Scott Campbell, general manager Auckland commercial and industrial and the firm’s national director industrial and logistics, says despite Bayleys recording creditable transactional activity off the back of subdued economic conditions in an industry context and often outperforming other agencies, Q1 2025 all-agency data showed the lowest volume of sales in 31 years reflecting a dire lack of stock.

“Investment grade stock is simply not there to sell, and while we know such properties do tend to be long-term holds, the supply to the market is really constrained currently.

“The recent sale of industrial assets like Goodman’s 169 Bush Road, Albany leased to NZ Post for 20 years which attracted attention from offshore capital but sold to a New Zealand investor for $89m, and a facility at 38-44 Dalgety Drive, Wiri which was purchased for $120m by an off-shore investment group for redevelopment, shows the weight of interest for industrial properties with scale.

“There’s plenty of liquidity out there among investors, and they’re hungry. With real after-tax returns diminishing for money on term deposit, and other investment classes faltering, the commercial and industrial sector has the potential to fly – if we had the stock.”

Campbell says yields across the sector have stabilised, suggesting pricing adjustment has worked its way through the market and rents have steadied.

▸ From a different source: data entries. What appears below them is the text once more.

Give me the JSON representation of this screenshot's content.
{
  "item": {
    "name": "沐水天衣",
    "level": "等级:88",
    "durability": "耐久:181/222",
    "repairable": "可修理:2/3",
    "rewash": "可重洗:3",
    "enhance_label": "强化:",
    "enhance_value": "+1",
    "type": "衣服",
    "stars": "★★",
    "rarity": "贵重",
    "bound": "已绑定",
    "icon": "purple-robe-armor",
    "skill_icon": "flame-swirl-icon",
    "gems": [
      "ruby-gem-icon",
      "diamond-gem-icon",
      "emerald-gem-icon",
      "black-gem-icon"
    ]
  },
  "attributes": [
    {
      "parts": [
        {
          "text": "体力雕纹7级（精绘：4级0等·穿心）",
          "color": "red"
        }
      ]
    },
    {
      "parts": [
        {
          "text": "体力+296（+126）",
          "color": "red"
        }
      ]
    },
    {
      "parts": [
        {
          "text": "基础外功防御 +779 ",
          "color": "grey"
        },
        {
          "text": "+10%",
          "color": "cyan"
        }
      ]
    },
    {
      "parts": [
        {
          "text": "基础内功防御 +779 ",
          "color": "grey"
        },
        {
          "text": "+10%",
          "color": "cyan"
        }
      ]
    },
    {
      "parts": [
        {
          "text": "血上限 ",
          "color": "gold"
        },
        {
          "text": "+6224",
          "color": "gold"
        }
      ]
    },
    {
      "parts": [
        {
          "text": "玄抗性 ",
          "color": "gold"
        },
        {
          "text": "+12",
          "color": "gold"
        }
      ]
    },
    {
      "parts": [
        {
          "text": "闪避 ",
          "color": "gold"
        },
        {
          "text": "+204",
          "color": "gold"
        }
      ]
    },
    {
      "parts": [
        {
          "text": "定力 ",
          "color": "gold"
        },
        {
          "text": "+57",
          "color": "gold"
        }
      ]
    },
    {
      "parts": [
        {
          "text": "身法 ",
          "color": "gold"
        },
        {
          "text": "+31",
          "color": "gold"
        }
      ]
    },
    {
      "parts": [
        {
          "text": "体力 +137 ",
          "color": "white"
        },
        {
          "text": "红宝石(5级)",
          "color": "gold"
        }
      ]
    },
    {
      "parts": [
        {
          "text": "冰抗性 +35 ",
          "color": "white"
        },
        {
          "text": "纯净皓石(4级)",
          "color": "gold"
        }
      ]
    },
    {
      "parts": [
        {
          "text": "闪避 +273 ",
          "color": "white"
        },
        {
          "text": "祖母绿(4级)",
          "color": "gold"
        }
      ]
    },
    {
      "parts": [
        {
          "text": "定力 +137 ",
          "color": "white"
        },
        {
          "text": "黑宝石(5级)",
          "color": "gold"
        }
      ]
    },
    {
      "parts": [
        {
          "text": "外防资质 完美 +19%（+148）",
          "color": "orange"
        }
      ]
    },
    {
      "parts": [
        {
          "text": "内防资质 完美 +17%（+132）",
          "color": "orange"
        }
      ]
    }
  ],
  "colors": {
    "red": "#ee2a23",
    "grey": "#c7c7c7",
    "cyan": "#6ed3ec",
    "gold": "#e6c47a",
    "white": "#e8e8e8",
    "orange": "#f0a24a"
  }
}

“There’s been a lot of store put on OCR drops, and it feels like people have been lurching from one central bank announcement to the next. We’re well into the new interest rate cycle now and banks have been incrementally pricing in cuts.

“Getting more commercial and industrial stock to the market is needed to kickstart investment activity again.”

The last few years of domestic and global economic uncertainty and more latterly the rolling impact of Trump administration directives, have spooked some occupiers and cost escalation has also put the brakes on speculative development across asset classes. However, Campbell says talk among developers is now turning into action and there are some encouraging signs.

“Softening construction costs, better funding dynamics, and generally better confidence in the market means developers are out there looking for the next project, while those that were bold enough to keep building through the downturn will be well-placed to benefit from the next property cycle.

“Sales of industrial land are gaining momentum with several larger parcels now under contract or with exclusive purchase rights, mainly to offshore investors or developers. Industrial-zoned land supply is constrained though which will put upwards pressure on existing stock, particularly for A-grade assets.”

There is also a scarcity of high-quality investment opportunities In the Auckland CBD and city fringe markets, with conditions across the Auckland office and general retail sectors remaining largely neutral and with limited transactional activity year-to-date.

“Momentum is gradually building on the leasing side though, particularly at the conceptual and early negotiation stages, suggesting a more active leasing environment as the year progresses.

“Demand for prime-grade corporate office space remains robust, yet supply is increasingly constrained. This ongoing shortage is helping to underpin rental levels for quality assets, while the revitalisation of the city’s midtown precinct due to the pending City Rail Link opening is resulting in some repositioning of tired commercial assets which will improve market supply.”

Campbell says supermarket-anchored centres and the large format retail (LFR) sector are “running their own race” as evidenced by the recent sale of the Manukau Supa Centre which received more than $1.3billion in offers, and sold for $161m to a New Zealand entity.

“Retail is a mixed bag so while LFR continues to draw strong demand from both domestic and offshore brands, underpinned by solid fundamentals and scale advantages, traditional high street precincts—such as Ponsonby and Newmarket—remain under pressure, with soft tenant enquiry and slower leasing velocity as occupiers remain cautious in the face of shifting consumer patterns.”